A few weeks ago, I found the most incredible photograph while looking for something else on the internet: it is picture taken inside a small Russian Orthodox chapel that is situated within a Siberian prison. The walls are covered with Icons of Our Lord, Our Lady, and various Saints. I love the mixture of styles; the world has become so universal, even in the intransigent Orthodox churches, that we can see the inclusion of Western designed images alongside more hieratic Russian and Greek representations. In front, the priest holds up an ornate Crucifix; blessing the other prisoners (just out of camera range.) In the background, a solitary prisoner: head down, arms dropped, eyes closed.
The photo blows me away: for, in the end, is this not what life is all about? Created by God, being born, growing-up, believing the lies of the world, becoming proud, screwing-up, falling-down, then hopefully hobbling back to the safety of the Father. Isn’t that True freedom. Within our prisons, but with God, feeling liberated. For example, the well-known and ironically named ex-gay Christian organization Exodus International recently closed their doors and issued an apology to the homosexual community. Strange, I thought. They went from Moses to Herod: setting the captives free to imprisoning the Prophet. Are they now advocating freedom or decapitation? Another recent illustration, the just published editorial in The New York Times by uber-gay actor Harvey Fierstein: http://www.nytimes.com/2003/07/31/opinion/the-culture-of-disease.html, who, being Jewish, I think inanity understands the difference between the reality of true independence and the false fantasy of liberation. Eloquently, he decried the current enslavement by outwardly handsome and beefy looking gay men who constantly pop retro-viral drugs in order to stave off the ravages of their HIV status. Lastly, all the recent hoopla swirling about the further social and legal acceptance of same-sex marriage is viewed by many within and from outside the gay world as a milestone in the history of freedom.

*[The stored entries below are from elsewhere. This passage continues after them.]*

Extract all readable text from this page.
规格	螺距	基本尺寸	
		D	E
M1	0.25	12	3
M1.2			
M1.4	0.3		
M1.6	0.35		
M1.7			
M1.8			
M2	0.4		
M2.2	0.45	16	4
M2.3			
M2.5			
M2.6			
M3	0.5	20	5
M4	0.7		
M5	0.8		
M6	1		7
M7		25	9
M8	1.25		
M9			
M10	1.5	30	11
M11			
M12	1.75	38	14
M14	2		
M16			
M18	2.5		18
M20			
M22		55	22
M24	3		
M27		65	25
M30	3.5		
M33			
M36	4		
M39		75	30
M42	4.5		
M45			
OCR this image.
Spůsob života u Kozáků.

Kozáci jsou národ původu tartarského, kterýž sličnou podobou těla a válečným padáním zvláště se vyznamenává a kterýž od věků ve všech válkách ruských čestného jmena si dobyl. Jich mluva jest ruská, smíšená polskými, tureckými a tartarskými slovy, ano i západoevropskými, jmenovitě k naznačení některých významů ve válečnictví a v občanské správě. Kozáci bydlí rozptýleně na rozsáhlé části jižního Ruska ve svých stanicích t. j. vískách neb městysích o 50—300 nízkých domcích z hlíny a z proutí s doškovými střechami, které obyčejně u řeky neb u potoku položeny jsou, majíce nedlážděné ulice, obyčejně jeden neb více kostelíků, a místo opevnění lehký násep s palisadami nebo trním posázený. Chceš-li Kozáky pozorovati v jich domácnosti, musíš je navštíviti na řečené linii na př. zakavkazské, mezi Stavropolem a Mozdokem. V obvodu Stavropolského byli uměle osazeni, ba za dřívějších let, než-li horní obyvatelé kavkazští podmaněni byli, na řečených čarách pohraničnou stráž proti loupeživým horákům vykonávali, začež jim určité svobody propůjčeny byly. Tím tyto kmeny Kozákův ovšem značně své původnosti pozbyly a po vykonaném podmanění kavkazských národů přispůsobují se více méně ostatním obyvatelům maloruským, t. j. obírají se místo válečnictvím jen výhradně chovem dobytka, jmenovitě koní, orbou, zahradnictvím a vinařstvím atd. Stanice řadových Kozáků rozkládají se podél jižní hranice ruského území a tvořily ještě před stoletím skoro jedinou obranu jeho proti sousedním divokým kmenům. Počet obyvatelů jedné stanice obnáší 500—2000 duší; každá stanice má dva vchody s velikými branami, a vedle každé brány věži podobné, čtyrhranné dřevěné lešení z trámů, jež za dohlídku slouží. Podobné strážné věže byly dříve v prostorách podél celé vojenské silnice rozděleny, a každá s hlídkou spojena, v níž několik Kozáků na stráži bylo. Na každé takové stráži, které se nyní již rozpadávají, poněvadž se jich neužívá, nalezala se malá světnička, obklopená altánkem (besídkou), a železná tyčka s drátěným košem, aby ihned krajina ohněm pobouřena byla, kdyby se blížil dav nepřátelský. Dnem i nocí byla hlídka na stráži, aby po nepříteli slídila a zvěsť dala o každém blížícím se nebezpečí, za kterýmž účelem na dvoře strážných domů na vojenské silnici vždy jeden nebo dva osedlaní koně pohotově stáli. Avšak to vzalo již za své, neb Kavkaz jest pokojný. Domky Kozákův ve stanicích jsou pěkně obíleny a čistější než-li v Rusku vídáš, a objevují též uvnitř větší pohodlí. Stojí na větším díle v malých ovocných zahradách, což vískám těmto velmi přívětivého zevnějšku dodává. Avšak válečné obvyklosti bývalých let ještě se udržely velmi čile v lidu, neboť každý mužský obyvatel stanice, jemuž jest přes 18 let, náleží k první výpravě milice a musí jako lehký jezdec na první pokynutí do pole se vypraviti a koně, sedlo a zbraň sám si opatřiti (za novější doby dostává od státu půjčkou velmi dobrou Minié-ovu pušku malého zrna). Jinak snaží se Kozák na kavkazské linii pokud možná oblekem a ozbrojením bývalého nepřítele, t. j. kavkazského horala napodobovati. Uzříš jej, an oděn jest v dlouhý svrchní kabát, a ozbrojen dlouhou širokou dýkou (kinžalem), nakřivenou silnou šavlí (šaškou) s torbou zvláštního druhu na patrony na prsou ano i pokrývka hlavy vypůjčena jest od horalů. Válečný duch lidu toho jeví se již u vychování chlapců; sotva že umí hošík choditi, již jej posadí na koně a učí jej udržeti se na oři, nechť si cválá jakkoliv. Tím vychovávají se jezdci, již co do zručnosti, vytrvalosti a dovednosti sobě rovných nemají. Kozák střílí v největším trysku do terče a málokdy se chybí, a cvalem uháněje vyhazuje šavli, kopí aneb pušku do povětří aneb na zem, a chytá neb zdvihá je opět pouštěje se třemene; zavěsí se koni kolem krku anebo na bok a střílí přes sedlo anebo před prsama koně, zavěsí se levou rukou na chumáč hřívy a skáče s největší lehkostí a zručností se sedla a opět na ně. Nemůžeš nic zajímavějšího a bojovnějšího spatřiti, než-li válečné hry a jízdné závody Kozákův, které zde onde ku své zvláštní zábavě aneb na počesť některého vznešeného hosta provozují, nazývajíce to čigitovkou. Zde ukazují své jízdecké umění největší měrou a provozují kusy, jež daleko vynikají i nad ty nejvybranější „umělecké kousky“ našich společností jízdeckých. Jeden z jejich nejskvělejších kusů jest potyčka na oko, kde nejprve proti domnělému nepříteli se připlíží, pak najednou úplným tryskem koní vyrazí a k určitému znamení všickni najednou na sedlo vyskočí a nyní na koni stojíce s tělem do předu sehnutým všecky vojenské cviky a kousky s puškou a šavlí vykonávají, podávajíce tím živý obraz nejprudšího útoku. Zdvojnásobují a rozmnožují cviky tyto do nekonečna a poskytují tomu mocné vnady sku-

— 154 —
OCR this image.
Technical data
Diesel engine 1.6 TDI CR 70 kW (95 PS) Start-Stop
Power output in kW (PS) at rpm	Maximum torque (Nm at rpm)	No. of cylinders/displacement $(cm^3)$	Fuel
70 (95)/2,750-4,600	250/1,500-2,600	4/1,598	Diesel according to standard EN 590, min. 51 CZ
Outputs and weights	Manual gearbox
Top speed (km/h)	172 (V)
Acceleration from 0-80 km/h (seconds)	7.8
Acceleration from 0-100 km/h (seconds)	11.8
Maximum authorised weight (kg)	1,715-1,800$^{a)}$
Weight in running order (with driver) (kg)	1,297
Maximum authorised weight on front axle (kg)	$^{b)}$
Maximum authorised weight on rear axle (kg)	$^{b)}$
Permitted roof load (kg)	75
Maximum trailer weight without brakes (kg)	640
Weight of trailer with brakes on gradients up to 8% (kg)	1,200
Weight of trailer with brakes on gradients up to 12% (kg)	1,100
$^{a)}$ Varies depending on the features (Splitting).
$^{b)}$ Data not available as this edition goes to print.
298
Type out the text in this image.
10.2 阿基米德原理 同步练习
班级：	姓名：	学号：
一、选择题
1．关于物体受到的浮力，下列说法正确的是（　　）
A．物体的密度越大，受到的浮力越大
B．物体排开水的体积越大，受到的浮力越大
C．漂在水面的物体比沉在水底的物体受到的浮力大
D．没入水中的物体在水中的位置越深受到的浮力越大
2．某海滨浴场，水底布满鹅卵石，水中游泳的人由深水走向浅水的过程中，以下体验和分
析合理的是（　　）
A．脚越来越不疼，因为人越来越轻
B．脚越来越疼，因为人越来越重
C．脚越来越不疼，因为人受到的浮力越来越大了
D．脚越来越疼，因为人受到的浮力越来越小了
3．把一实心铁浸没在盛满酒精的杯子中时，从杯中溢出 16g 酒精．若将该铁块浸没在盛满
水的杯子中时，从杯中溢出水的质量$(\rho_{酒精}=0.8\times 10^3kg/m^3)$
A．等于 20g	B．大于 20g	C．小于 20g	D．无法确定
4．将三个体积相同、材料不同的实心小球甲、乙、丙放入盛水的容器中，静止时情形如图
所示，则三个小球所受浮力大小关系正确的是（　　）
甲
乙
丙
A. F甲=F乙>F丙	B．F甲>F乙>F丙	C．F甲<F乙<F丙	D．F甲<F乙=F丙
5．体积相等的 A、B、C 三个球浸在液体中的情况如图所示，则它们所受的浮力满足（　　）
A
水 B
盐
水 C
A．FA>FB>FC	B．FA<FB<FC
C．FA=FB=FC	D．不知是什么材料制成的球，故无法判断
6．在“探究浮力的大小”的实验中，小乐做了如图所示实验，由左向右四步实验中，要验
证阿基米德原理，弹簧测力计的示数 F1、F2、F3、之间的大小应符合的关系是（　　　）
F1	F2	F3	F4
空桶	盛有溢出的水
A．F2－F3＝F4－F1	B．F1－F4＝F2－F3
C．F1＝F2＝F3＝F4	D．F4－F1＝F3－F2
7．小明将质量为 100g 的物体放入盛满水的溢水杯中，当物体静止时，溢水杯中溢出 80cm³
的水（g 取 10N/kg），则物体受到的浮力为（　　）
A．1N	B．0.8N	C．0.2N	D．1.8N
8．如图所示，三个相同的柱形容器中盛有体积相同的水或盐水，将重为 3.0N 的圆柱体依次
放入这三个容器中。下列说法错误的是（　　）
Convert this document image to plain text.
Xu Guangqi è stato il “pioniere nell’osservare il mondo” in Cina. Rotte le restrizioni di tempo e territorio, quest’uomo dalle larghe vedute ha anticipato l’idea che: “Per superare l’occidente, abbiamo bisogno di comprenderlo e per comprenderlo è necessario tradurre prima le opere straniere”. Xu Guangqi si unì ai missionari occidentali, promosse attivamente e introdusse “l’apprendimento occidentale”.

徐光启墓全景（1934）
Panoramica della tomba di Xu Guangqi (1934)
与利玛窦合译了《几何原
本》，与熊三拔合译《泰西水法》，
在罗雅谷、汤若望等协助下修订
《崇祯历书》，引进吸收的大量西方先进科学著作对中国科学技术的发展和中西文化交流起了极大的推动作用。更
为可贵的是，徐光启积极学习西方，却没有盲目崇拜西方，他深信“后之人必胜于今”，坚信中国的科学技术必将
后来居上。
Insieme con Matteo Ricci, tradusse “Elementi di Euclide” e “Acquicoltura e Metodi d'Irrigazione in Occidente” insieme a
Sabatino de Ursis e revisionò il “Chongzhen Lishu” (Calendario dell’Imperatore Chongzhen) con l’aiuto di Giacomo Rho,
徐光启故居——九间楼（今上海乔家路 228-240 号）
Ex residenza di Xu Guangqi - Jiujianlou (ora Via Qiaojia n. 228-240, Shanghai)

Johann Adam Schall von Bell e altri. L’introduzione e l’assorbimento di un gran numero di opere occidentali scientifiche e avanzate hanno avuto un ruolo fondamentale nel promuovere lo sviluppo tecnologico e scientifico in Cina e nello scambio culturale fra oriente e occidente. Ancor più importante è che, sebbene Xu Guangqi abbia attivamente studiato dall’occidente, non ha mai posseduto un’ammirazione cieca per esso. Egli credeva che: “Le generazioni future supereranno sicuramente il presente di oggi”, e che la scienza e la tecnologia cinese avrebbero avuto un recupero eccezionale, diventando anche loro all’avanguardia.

Or is it just another anchor of enslavement? Hoping, yearning, desperately pleading that something, anything, will bring about final and lasting happiness. It was not meant to be. There is no complementary without the opposites of sex pulling the two individuals together. One of my last lucrative clients included a so-called “married” homosexual couple who constantly craved more intense thrills in order to escape the doldrums of their domestic bliss. Forced monogamy did not bring about the expected harmonic convergence, but an eventual continuation of the restless longing for escape.
I preach it over and over again; only, I do not know what else to write: solely through Jesus can the captives be set free. I go back to that photograph of the Russian man, standing in his prison garb, behind the priest. Just drop your head, let go of the shame and disappointment, and pray.